Esercito israeliano ed estremismo Noto soprattutto per le controverse dichiarazioni sulla necessità di ‘trasferire’ le popolazioni arabo-israeliane, Lieberman guiderà ora il più ambito e spinoso ministero israeliano. Non sarà compito facile. Proprio dall’esercito sono giunte dure critiche e moniti d’allarme. Il 4 maggio, giorno della memoria per la Shoà, il vice capo di stato maggiore Yair Golan, ha parlato di “tendenze di rivolta” nella società israeliana.
Commento, il suo, che è solo l’ultimo di una lunga serie di dichiarazioni provenienti dagli alti ranghi dell’establishment israeliano, preoccupato per il crescere dell’estremismo e dell’intolleranza in Israele, evidenziato anche dalla brutta vicenda di un soldato israeliano ripreso mentre colpisce con un colpo di fucile al volto un attentatore palestinese ferito a terra.
L’evento è stato fonte di ampi dibattiti in Israele. Il soldato è ora indagato per omicidio colposo, ma per molti, specie il ministro della difesa uscente Moshe Ya'alon e le più alte cariche dell'esercito, non sono arrivate prese di posizione abbastanza forti dal governo.
Mediazioni esterne Alle prese con un’ondata di violenze e accoltellamenti, crescenti scandali politici e un coro incessante di critiche internazionali, in molti pensavano che con una giusta dose di incentivi Netanyahu avrebbe optato per una de-escalation.

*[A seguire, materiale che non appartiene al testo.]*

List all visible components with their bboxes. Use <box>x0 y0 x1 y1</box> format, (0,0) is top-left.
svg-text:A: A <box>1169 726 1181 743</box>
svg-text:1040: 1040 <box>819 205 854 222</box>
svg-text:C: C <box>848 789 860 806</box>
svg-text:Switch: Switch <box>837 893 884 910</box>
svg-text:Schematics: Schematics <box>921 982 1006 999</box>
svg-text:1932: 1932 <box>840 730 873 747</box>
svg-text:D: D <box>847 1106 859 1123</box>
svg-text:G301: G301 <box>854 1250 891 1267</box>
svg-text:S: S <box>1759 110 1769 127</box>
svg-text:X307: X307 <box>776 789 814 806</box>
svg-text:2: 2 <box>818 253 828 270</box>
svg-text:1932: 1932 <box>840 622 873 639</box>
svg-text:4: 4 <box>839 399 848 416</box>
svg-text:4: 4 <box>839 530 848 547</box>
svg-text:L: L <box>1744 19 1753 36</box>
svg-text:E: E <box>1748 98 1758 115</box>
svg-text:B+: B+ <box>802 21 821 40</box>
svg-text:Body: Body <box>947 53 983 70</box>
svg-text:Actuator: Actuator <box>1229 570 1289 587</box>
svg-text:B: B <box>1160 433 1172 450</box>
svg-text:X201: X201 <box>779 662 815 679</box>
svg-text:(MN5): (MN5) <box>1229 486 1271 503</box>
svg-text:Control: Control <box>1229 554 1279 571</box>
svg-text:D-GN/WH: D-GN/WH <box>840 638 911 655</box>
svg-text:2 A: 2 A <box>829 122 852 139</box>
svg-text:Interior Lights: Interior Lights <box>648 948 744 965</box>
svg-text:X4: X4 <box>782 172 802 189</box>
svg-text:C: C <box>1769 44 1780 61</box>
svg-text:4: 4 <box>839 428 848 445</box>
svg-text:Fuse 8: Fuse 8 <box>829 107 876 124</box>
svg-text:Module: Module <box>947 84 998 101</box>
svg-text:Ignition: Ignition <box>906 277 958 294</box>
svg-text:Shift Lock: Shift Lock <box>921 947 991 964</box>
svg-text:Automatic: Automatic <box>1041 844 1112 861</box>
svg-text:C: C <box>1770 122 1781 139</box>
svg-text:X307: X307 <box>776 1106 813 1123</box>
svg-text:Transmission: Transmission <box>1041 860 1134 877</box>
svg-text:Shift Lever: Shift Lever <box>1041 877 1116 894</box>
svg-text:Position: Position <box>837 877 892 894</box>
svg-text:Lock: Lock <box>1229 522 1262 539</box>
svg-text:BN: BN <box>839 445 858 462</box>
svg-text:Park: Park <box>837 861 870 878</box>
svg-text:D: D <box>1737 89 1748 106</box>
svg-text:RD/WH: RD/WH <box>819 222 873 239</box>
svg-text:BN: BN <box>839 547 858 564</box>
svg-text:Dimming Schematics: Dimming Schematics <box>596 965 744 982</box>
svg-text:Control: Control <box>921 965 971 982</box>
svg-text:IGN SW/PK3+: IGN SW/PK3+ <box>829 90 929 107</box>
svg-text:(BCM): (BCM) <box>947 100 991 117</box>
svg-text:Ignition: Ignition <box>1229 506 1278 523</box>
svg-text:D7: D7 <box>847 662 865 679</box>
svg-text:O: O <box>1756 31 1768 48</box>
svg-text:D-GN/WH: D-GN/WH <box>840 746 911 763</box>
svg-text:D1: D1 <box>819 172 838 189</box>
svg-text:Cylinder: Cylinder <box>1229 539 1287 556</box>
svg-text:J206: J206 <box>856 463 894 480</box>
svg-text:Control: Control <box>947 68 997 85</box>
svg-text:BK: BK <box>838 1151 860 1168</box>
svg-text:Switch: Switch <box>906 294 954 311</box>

Un governo di unità nazionale Likud-Unione sionista avrebbe dato una maggiore copertura internazionale, migliorando i rapporti con Stati Uniti e Europa, ma anche con l’Egitto e le monarchie del Golfo. Attraverso un’unione delle forze di centro, i partiti più estremi del governo - in particolare quello di Naftali Bennett (8 seggi), ma ora anche quello di Lieberman (6 seggi) - avrebbero perso molto peso politico, aumentando la libertà di manovra del governo.
Questa a grandi linee era la strategia che da mesi cercava di mettere in atto Tony Blair, ex primo ministro britannico e fino al 2015 capo del Quartetto per il Medio Oriente, composto dagli Stati Uniti, Russia, Onu e Ue. Dopo una lunga serie di contatti con i leader della coalizione Unione sionista (24 seggi) e del Likud (30 seggi), tutto sembrava pronto. In cambio dell’entrata nel governo, i leader dell'Unione avrebbero ottenuto il ministero degli esteri (dal 2013 nelle mani di Netanyahu), il dossier dei negoziati con i palestinesi e un impegno a limitare la costruzione di insediamenti nei territori occupati.
Netanyahu ha però preferito un passaggio intermedio, optando per l’opzione Lieberman che coalizza tutti i partiti di destra all’interno del governo. Questo rafforza nettamente la sua posizione anche nel contesto dei negoziati, ancora in corso, per un accordo di unità nazionale con i leader dell'Unione sionista.
Anche se molti ci sperano, sono altrettanti coloro che pensano che l’ultima mossa del Likud mostri che il vero obiettivo di Netanyahu sia semplicemente quello di prendere tempo, trarre profitto da un miglioramento dei rapporti con la comunità internazionale ed evitare di avanzare qualsiasi proposta concreta di negoziati con i palestinesi.
È per questa ragione che l'Unione sionista insiste per mettere nero su bianco una serie di impegni che suggellino l’alleanza con Bibi, superando anche l’impasse che si era creata nei giorni antecedenti all’entrata di Lieberman nel governo.
Non è chiaro se la deriva a destra della politica israeliana sia solo un passaggio tattico prima di una virata verso il centro. Non vi sono dubbi che in molte capitali mondiali, così come al recente incontro internazionale di Parigi, la speranza sia proprio questa: che Netanyahu scelga il buonsenso. La biografia personale e politica del leader israeliano riduce però l’ottimismo.
Andrea Dessì è dottorando in relazioni internazionali alla LSE di Londra e ricercatore IAI nell’area Mediterraneo e Medioriente.